Solved – Why is the R-squared lower in a regression that contains more variables that the sum of R-squared from two difference regression functions

r-squared

Comparing three regression functions, one has a has three coefficients.

The other two functions have two and one coefficient respectively. The coefficients are the same a the one function with three coefficients though.

The sum of the r-squared value of the two equations with one and two coefficients is greater than the r-squared value of the one equation.

Is this because the one equation with three coefficients has one statistically insignificant coefficient, while the other two functions have all statistically significant coefficients?

Best Answer

Adding a regressor weakly increases unadjusted $R^2$.

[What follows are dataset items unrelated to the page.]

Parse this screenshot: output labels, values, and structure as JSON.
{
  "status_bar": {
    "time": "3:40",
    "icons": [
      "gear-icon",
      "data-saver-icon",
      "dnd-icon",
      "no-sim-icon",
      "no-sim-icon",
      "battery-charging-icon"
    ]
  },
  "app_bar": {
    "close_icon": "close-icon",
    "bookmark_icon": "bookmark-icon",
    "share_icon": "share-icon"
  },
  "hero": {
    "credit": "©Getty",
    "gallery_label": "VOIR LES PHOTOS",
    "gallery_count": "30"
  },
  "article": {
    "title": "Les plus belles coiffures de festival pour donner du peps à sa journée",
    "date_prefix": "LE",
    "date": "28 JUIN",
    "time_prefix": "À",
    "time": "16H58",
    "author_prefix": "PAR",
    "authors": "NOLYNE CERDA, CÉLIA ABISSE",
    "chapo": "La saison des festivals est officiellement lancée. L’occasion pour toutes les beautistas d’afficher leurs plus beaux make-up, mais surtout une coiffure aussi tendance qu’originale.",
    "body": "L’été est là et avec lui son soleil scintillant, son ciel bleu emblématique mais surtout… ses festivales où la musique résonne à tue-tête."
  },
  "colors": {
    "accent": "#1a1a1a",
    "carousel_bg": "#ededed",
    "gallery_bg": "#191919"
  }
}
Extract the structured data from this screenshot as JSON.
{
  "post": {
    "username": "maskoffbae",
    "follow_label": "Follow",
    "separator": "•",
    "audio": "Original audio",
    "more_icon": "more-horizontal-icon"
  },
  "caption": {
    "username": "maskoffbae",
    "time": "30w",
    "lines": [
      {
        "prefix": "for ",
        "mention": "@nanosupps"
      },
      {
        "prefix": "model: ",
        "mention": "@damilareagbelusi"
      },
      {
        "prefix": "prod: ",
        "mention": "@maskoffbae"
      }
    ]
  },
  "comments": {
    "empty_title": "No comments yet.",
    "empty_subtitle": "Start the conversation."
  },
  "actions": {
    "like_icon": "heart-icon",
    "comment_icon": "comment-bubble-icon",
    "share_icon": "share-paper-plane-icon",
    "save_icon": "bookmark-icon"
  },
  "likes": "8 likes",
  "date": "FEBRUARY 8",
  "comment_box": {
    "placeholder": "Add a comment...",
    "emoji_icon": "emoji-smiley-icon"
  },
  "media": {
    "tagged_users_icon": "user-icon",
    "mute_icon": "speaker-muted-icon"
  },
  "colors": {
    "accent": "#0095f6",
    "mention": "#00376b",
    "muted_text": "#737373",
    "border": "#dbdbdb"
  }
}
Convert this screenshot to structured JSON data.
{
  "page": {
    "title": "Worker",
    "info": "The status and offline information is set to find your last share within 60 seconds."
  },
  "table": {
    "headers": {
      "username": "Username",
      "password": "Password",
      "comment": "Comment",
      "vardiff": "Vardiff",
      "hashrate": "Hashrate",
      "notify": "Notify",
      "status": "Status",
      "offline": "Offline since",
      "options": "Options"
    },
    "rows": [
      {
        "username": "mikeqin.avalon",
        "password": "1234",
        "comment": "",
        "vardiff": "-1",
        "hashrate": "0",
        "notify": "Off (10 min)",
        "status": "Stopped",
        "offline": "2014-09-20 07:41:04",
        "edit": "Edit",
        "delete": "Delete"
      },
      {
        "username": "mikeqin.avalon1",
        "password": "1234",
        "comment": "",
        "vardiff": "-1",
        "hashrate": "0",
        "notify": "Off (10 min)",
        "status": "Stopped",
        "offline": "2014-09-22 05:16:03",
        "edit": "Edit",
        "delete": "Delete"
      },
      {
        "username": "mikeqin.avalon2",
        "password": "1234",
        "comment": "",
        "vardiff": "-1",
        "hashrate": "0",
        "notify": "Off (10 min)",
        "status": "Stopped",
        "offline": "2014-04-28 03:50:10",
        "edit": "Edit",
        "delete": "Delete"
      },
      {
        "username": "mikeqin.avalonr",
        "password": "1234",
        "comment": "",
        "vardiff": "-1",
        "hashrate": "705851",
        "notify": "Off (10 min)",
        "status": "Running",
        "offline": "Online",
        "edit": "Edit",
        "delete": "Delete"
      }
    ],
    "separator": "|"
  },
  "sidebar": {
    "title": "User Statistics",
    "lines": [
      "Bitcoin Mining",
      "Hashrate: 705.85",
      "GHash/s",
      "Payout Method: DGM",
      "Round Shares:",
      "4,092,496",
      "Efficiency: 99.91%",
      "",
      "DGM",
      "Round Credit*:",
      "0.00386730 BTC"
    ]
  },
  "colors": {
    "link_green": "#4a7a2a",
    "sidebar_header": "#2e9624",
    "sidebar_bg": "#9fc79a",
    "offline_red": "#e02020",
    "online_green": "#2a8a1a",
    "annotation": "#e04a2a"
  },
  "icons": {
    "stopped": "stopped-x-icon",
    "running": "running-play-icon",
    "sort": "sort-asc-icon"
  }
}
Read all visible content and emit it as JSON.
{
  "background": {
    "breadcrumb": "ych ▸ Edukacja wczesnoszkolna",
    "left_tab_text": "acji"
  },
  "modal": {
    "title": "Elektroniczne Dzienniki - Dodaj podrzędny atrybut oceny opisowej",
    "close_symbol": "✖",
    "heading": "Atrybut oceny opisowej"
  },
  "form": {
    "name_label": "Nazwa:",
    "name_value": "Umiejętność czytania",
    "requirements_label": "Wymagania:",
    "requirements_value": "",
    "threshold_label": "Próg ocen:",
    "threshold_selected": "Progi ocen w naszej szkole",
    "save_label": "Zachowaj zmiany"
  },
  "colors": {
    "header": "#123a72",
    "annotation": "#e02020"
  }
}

Let's say you have two models where the 2nd model has an additional regressor:

  • Model 1: $y_i = a + \epsilon_i$
  • Model 2: $ y_i = a + b x_i + \epsilon_i$

Observe that model 1 is the same as model 2 with the restriction $b=0$. Estimating by least squares we have:

Sum of squared residuals (SSR) for model 1

$$ \begin{array}{*2{>{\displaystyle}r}} \mathit{SSR}_1 =& \mbox{min (over $a,b$)} & \sum_i \epsilon_i^2 \\ &\mbox{subject to} & y_i = a + b x_i + \epsilon_i \\ && b = 0 \end{array} $$

Sum of squared residuals (SSR) for model 2

$$ \begin{array}{*2{>{\displaystyle}r}} \mathit{SSR}_2 =& \mbox{min (over $a,b$)} & \sum_i \epsilon_i^2 \\ &\mbox{subject to} & y_i = a + b x_i + \epsilon_i \end{array} $$ The additional restriction $b=0$ can't make the minimum lower! Hence $SSR_1 \geq SSR_2$. Since unadjusted $R^2 = 1 - \frac{\mathit{SSR}}{\mathit{SST}}$ and the total sum of squares $\mathit{SST} = \sum_i (y_i - \bar{y})^2$ is the same for both cases, we have $R^2_1 \leq R^2_2$.

You can massively generalize this argument. Fitting a more flexible functional form cannot increase the sum of squared residuals and hence cannot decrease unadjusted $R^2$.

In the context of linear regression, if you add a regressor then unadjusted $R^2$ goes up (except for edge cases, such as a collinear regressor, where it stays the same). This is part of the reason why it's common to use adjusted $R^2$ which gives some penalty for adding regressors.